The inspiration behind things does come into play – sometimes more than others. But not everything outside of the kingdom of God, is automatically – literally – inspired by the devil.
As an artist, I can see (as an example paintings) as marks, shapes, colours, compositions, first, – before I see anything else. So even an art work obnoxious to my faith (in message or subject matter) – I can detach myself and insulate myself from. I am then able, hopefully, to salvage something from it.
That may not please the artist who produced it, but it is a fact that an art work, has ‘escaped’ and can speak to everyone differently. Herein is my freedom to take onboard or reject, as others do with my own work.
So for the healthy Christian in love-relationship with The Lord, perusal of the Arts in the form of a balanced diet is permissible, provided it is not a substitute for intimacy and worship.
Everything of this natural world can draw us away from our first love. Yes, everything.

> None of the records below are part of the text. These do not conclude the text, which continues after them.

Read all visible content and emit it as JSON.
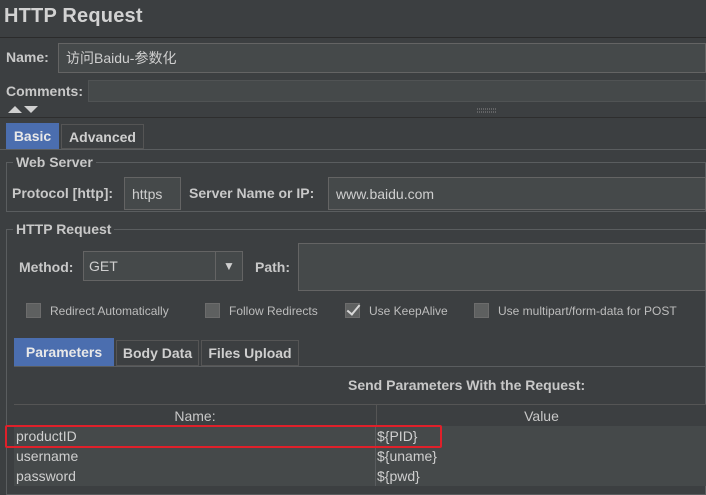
{
  "title": "HTTP Request",
  "name": {
    "label": "Name:",
    "value": "访问Baidu-参数化"
  },
  "comments": {
    "label": "Comments:",
    "value": ""
  },
  "tabs": [
    {
      "label": "Basic",
      "active": true
    },
    {
      "label": "Advanced",
      "active": false
    }
  ],
  "web_server": {
    "title": "Web Server",
    "protocol_label": "Protocol [http]:",
    "protocol_value": "https",
    "server_label": "Server Name or IP:",
    "server_value": "www.baidu.com"
  },
  "http_request": {
    "title": "HTTP Request",
    "method_label": "Method:",
    "method_value": "GET",
    "path_label": "Path:",
    "path_value": ""
  },
  "options": [
    {
      "label": "Redirect Automatically",
      "checked": false
    },
    {
      "label": "Follow Redirects",
      "checked": false
    },
    {
      "label": "Use KeepAlive",
      "checked": true
    },
    {
      "label": "Use multipart/form-data for POST",
      "checked": false
    }
  ],
  "param_tabs": [
    {
      "label": "Parameters",
      "active": true
    },
    {
      "label": "Body Data",
      "active": false
    },
    {
      "label": "Files Upload",
      "active": false
    }
  ],
  "parameters": {
    "heading": "Send Parameters With the Request:",
    "columns": [
      "Name:",
      "Value"
    ],
    "rows": [
      {
        "name": "productID",
        "value": "${PID}"
      },
      {
        "name": "username",
        "value": "${uname}"
      },
      {
        "name": "password",
        "value": "${pwd}"
      }
    ]
  },
  "colors": {
    "background": "#3c3f41",
    "active_tab": "#4b6eaf",
    "highlight": "#e0202a"
  }
}
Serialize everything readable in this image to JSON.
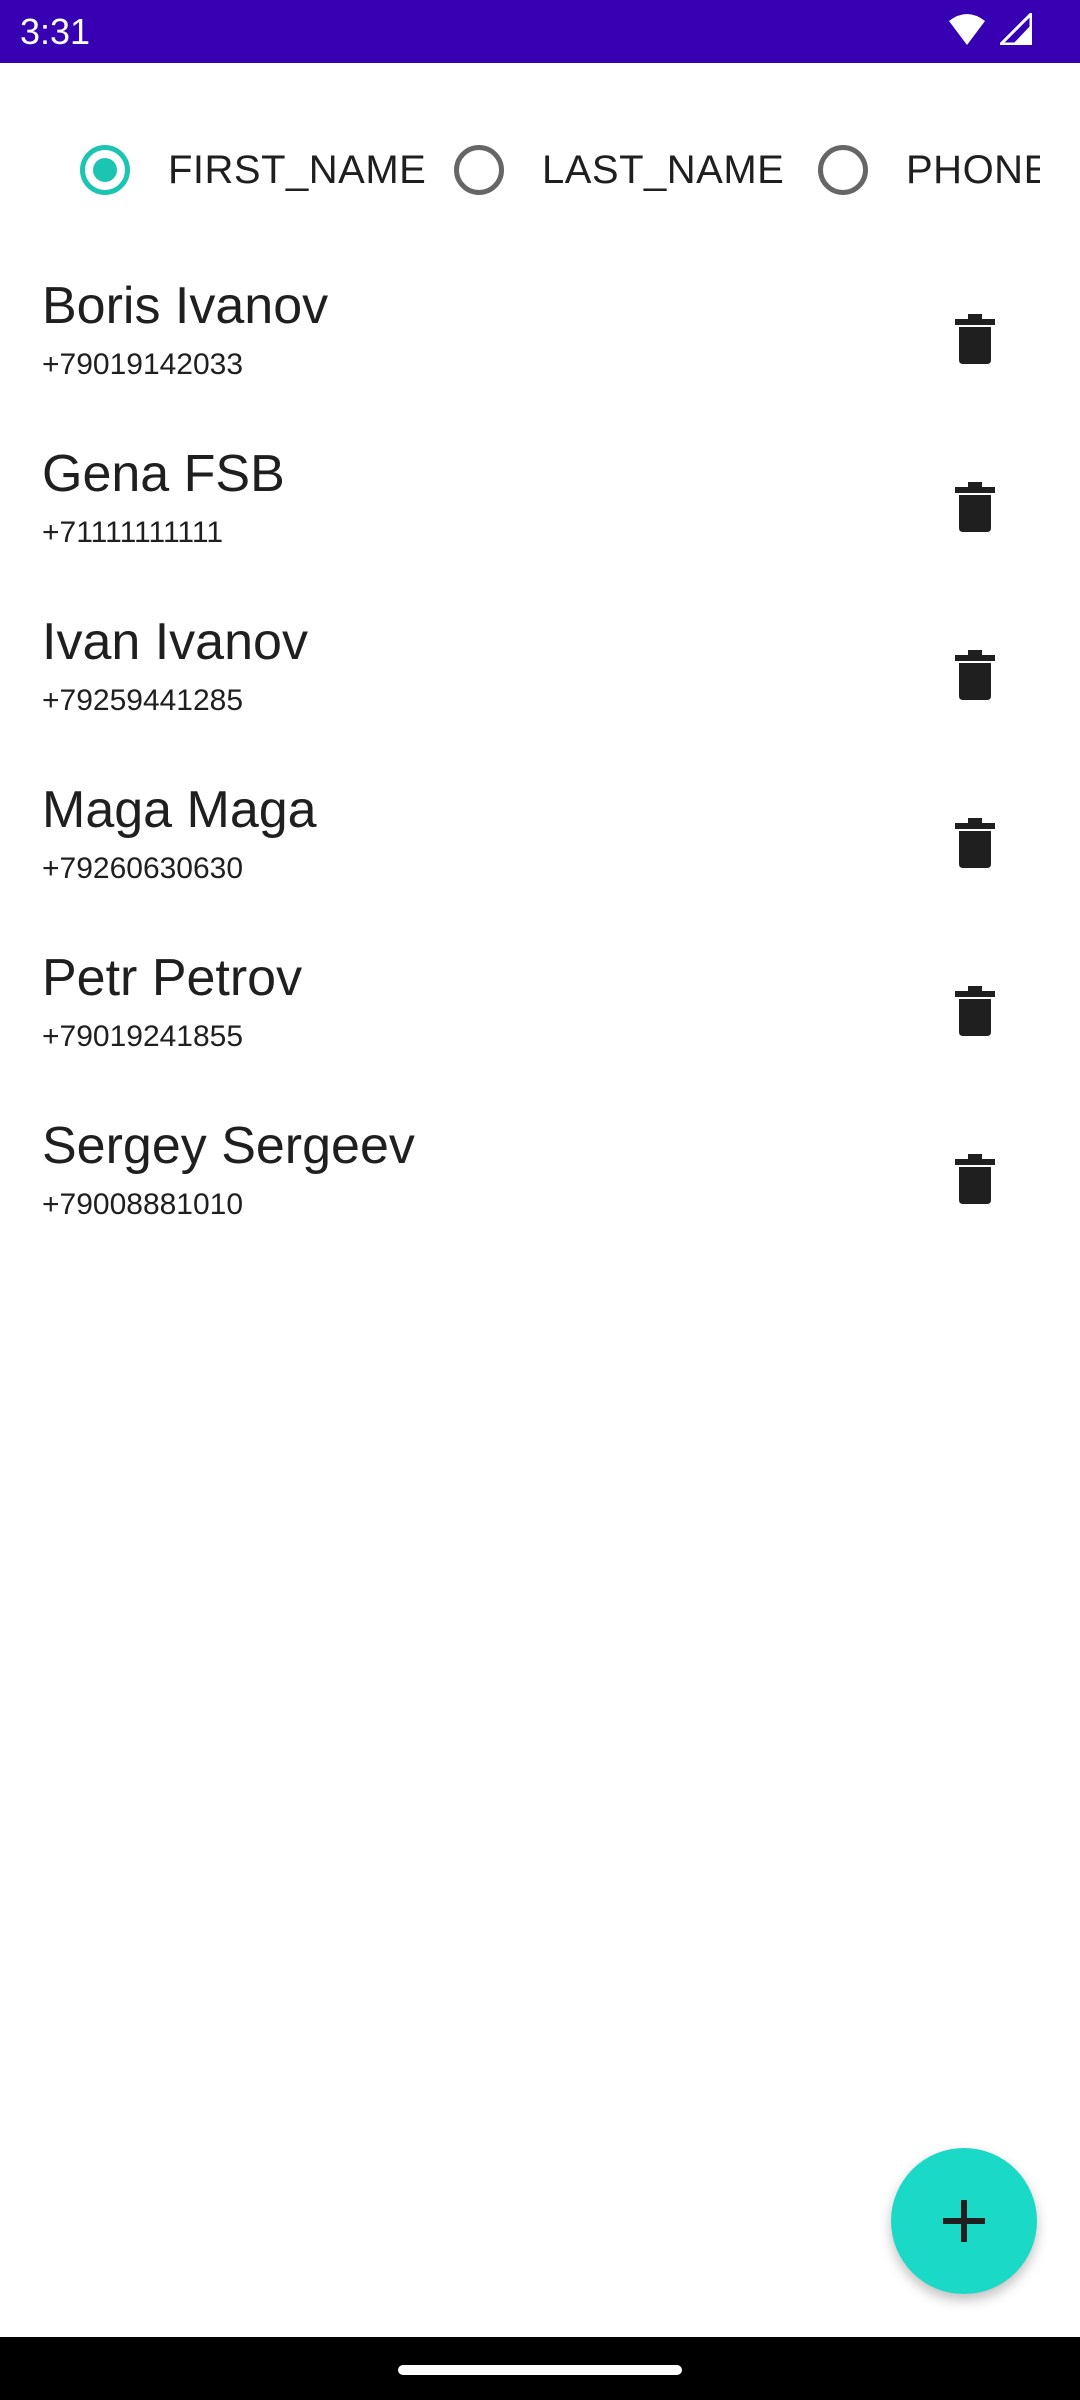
{
  "status_bar": {
    "time": "3:31",
    "background": "#3700b3",
    "icons": [
      "wifi-icon",
      "cell-signal-icon"
    ]
  },
  "sort_options": {
    "selected": "FIRST_NAME",
    "accent_color": "#1cc4b2",
    "options": [
      {
        "label": "FIRST_NAME",
        "checked": true
      },
      {
        "label": "LAST_NAME",
        "checked": false
      },
      {
        "label": "PHONE",
        "checked": false
      }
    ]
  },
  "contacts": [
    {
      "name": "Boris Ivanov",
      "phone": "+79019142033",
      "delete_icon": "trash-icon"
    },
    {
      "name": "Gena FSB",
      "phone": "+71111111111",
      "delete_icon": "trash-icon"
    },
    {
      "name": "Ivan Ivanov",
      "phone": "+79259441285",
      "delete_icon": "trash-icon"
    },
    {
      "name": "Maga Maga",
      "phone": "+79260630630",
      "delete_icon": "trash-icon"
    },
    {
      "name": "Petr Petrov",
      "phone": "+79019241855",
      "delete_icon": "trash-icon"
    },
    {
      "name": "Sergey Sergeev",
      "phone": "+79008881010",
      "delete_icon": "trash-icon"
    }
  ],
  "fab": {
    "icon": "plus-icon",
    "color": "#1ad9c6"
  },
  "nav_bar": {
    "background": "#000000"
  }
}
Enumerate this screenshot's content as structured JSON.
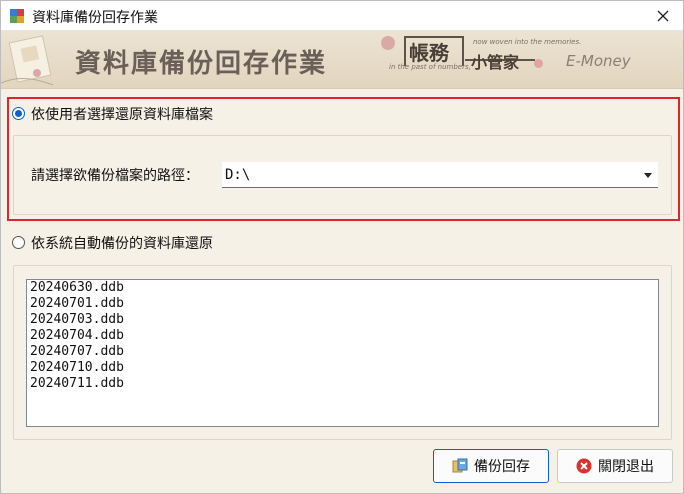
{
  "window": {
    "title": "資料庫備份回存作業"
  },
  "banner": {
    "title": "資料庫備份回存作業",
    "brand_name": "帳務",
    "brand_small": "小管家",
    "brand_tagline_1": "now woven into the memories.",
    "brand_tagline_2": "in the past of numbers,",
    "brand_emoney": "E-Money"
  },
  "option_user": {
    "label": "依使用者選擇還原資料庫檔案",
    "checked": true,
    "path_label": "請選擇欲備份檔案的路徑：",
    "path_value": "D:\\"
  },
  "option_auto": {
    "label": "依系統自動備份的資料庫還原",
    "checked": false,
    "files": [
      "20240630.ddb",
      "20240701.ddb",
      "20240703.ddb",
      "20240704.ddb",
      "20240707.ddb",
      "20240710.ddb",
      "20240711.ddb"
    ]
  },
  "buttons": {
    "restore_label": "備份回存",
    "exit_label": "關閉退出"
  },
  "colors": {
    "highlight_frame": "#e0242b",
    "accent": "#0a5fd1",
    "background": "#f5f1e6"
  }
}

We could itemise a list. But everything and anything can rob us of our walk with God. This proves the point of this piece of writing.
Why single out the arts as prohibitive when money, possessions, sport, body building, career, hobbies, alcohol, indeed anything addictive, jealousy, malice, pride, self-righteousness et al – can rob us of intimacy, and stop us from attending unto the Lord without distraction, if it becomes a means of neglecting our spiritual life.
Christian, stay insulated through prayer, and worship, meditation on God’s word and serving The Lord with gladness. Stay insulated, but enjoy discriminately the creativity that the Great Creator allows us to enjoy as we follow the one who reveals, that He too had images in mind when He created. He reveals His intentions when He says: “in the image of God created He them…” (Genesis 1/27).
Simply appreciating an image is not worshipping it. And though ‘sounds’ were used in worshipping golden calves, I find it hard not to assume that sounds also came into play at the return of, and to celebrate the homecoming of the Prodigal Son, in merry making.
The creator creates.
The created – re-create.
Where someone with talent, creates something worthwhile (a thing of beauty is a joy forever) then credit should be given, whether they profess to follow Jesus or not. And we who follow Christ should affirm them in their contribution towards relevancy, skill, beauty and goodness.
When viewing art or listening to music, watching a drama, or reading prose or poetry, the conscience of the Christian is behind the shield. We must strike a balance between leaving and receiving, while we walk in faith and not in fear.